As construction work has stopped builders will not be able to meet their completion deadlines and homebuyers too will not get their houses on time, he says. Quality of life in Delhi-NCR will also be hit.
While it may be difficult to put a number to the economic loss since the exact period of dangerous levels of pollutants would depend on the weather conditions along with administrative measures, there is no doubt that several billions of dollars of fresh investment and GDP loss would occur, besides causing loss of confidence among the citizens, says Rawat.
Noida, Gurgaon, Faridabad, Meerut, Panipat, Bhiwadi and Rohtak are all likely to be impacted across sectors such as real estate, tourism, transport, automobile and real estate, the Assocham paper said.

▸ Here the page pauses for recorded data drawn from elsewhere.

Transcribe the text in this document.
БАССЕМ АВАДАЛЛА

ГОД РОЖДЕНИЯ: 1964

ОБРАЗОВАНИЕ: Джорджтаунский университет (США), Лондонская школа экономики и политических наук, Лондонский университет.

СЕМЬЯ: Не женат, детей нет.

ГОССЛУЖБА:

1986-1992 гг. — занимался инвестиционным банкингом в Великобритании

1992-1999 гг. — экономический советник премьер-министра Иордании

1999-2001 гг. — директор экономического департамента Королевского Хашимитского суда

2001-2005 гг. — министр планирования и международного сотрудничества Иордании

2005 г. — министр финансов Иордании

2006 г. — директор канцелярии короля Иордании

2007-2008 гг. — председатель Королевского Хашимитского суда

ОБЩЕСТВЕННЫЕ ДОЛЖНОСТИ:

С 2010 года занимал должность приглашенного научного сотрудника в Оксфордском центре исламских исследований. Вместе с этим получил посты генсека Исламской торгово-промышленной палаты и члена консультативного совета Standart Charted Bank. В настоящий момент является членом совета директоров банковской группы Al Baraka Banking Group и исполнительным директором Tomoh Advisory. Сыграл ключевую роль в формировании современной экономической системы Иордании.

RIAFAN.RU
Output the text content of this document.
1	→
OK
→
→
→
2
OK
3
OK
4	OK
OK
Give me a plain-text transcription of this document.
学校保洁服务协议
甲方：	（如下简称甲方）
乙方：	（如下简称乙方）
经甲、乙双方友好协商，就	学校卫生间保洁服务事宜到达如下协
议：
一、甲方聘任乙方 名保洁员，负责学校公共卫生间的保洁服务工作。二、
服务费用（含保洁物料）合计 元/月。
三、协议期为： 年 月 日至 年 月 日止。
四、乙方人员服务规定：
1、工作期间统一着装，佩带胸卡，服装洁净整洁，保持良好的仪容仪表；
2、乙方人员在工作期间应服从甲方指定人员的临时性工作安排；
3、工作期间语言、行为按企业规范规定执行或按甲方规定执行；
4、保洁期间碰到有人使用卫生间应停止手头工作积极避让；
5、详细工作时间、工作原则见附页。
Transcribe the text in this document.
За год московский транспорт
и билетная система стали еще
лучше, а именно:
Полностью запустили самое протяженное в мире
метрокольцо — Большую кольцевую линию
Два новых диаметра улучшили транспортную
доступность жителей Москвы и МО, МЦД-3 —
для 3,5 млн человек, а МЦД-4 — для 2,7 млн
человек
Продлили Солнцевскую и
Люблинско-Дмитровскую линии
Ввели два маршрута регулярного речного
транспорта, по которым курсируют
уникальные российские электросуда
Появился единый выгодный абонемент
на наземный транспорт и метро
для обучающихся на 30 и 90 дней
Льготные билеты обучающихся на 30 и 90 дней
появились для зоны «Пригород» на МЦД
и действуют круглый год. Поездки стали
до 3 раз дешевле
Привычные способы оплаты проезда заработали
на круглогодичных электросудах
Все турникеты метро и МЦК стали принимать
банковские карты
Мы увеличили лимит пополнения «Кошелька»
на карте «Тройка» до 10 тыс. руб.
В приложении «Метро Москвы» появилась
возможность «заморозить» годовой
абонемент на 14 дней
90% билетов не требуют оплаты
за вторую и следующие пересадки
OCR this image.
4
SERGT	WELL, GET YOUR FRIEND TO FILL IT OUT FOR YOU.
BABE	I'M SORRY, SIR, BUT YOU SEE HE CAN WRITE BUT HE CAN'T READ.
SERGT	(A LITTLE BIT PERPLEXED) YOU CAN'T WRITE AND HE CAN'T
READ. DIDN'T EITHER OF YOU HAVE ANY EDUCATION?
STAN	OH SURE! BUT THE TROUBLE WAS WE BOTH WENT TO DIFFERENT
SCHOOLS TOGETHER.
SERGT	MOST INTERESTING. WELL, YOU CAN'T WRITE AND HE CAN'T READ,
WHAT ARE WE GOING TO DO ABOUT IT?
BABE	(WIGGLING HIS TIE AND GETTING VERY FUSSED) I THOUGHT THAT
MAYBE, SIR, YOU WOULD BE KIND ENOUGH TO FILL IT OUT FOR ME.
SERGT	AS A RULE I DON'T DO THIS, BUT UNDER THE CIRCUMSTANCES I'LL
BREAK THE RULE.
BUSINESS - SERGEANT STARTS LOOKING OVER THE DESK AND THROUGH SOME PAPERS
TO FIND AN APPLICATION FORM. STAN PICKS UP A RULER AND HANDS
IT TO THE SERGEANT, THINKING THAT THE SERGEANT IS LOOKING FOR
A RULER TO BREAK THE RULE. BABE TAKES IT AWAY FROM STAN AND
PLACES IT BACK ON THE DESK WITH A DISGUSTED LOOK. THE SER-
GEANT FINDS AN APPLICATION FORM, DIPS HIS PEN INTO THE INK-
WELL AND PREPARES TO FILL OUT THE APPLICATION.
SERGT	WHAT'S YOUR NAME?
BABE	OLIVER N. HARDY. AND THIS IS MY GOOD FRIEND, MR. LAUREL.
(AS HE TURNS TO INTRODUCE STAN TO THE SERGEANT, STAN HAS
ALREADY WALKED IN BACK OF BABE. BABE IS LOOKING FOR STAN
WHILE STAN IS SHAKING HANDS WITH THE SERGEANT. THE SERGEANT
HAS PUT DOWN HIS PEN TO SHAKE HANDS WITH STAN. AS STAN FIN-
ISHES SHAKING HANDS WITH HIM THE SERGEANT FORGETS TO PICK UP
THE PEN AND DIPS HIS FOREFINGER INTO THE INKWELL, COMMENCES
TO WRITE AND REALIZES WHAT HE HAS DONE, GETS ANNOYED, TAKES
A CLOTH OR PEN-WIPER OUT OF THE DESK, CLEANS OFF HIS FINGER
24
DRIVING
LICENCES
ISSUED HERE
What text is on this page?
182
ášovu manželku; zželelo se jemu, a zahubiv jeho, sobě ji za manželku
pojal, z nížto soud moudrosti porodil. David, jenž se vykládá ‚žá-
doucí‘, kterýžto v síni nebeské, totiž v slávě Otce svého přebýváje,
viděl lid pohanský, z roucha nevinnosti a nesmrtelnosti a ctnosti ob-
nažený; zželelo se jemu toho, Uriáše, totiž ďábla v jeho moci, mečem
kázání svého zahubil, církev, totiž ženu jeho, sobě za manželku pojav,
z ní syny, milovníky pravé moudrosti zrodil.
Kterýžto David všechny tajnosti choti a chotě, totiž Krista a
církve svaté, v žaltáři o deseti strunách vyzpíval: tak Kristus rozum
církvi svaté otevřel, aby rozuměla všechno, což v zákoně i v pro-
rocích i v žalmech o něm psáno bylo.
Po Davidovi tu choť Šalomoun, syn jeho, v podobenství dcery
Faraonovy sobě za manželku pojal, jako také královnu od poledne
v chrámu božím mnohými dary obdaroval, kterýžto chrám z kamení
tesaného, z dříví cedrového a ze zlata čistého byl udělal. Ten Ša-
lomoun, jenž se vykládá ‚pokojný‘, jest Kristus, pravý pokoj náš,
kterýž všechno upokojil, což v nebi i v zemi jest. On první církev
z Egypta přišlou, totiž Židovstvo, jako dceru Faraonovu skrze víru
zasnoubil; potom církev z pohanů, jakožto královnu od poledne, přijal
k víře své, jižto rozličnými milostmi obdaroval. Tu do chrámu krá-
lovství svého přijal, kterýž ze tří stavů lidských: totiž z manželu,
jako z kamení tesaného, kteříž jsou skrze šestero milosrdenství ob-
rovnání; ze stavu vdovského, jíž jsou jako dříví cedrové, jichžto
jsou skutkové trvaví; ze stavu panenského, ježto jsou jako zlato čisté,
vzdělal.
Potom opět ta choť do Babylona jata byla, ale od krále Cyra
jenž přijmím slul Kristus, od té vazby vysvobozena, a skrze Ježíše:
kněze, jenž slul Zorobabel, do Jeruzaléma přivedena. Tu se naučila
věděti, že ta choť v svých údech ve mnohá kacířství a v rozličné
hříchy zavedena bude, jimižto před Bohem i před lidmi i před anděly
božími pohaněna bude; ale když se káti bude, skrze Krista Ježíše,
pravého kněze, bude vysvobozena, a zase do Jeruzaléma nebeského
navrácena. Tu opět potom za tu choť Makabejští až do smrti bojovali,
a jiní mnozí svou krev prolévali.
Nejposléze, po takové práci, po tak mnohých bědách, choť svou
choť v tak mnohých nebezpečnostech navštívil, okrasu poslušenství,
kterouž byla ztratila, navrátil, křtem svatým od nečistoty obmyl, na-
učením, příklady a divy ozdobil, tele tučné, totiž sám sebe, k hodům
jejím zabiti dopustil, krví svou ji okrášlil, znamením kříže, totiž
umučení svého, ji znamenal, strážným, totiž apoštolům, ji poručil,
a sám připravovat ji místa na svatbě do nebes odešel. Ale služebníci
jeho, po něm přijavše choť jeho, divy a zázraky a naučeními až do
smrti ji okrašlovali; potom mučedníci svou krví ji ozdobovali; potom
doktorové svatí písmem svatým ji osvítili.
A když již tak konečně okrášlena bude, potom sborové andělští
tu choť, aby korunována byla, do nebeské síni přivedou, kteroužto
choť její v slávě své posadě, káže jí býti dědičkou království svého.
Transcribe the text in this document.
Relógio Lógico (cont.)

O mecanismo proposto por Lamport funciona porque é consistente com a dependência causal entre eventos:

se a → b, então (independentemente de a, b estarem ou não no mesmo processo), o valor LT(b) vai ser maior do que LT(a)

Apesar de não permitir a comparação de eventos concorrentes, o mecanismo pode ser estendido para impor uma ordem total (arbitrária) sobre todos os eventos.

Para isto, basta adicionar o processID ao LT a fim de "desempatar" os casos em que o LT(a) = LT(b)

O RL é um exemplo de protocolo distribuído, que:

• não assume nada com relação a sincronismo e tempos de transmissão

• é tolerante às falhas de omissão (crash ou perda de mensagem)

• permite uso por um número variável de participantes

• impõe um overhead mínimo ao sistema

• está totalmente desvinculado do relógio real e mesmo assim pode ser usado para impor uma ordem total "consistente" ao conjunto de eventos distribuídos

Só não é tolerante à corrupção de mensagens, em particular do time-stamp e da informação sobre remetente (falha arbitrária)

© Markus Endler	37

“If urgent steps are not taken, the economic impact arising out of the health issues could be catastrophic for the NCR, one of the important pillars of the national economy. Besides, this is also a wake up call for other regions around Mumbai, Bengaluru, Hyderabad, Chennai and Kolkata,” says Rawat.
“The maximum impact would be felt by the Delhi economy which had the Gross State Domestic Product (GSDP) of Rs 55,8745 crore in 2015-16 at current prices. The GSDP of Delhi has been among the fastest growing in the country, but such a growth cannot be taken for granted,” the paper cautioned.
The chamber has suggested both short and long-term measures to tackle pollution in the NCR. “It should not be taken as a Delhi problem or a Noida problem; it must be handled at the top level in all neighbouring states of Haryana, UP, Punjab and Rajasthan along with active intervention of the Centre.
The challenge lies in changing the adversity of pollution into an opportunity for good health by sustainable development model, it added.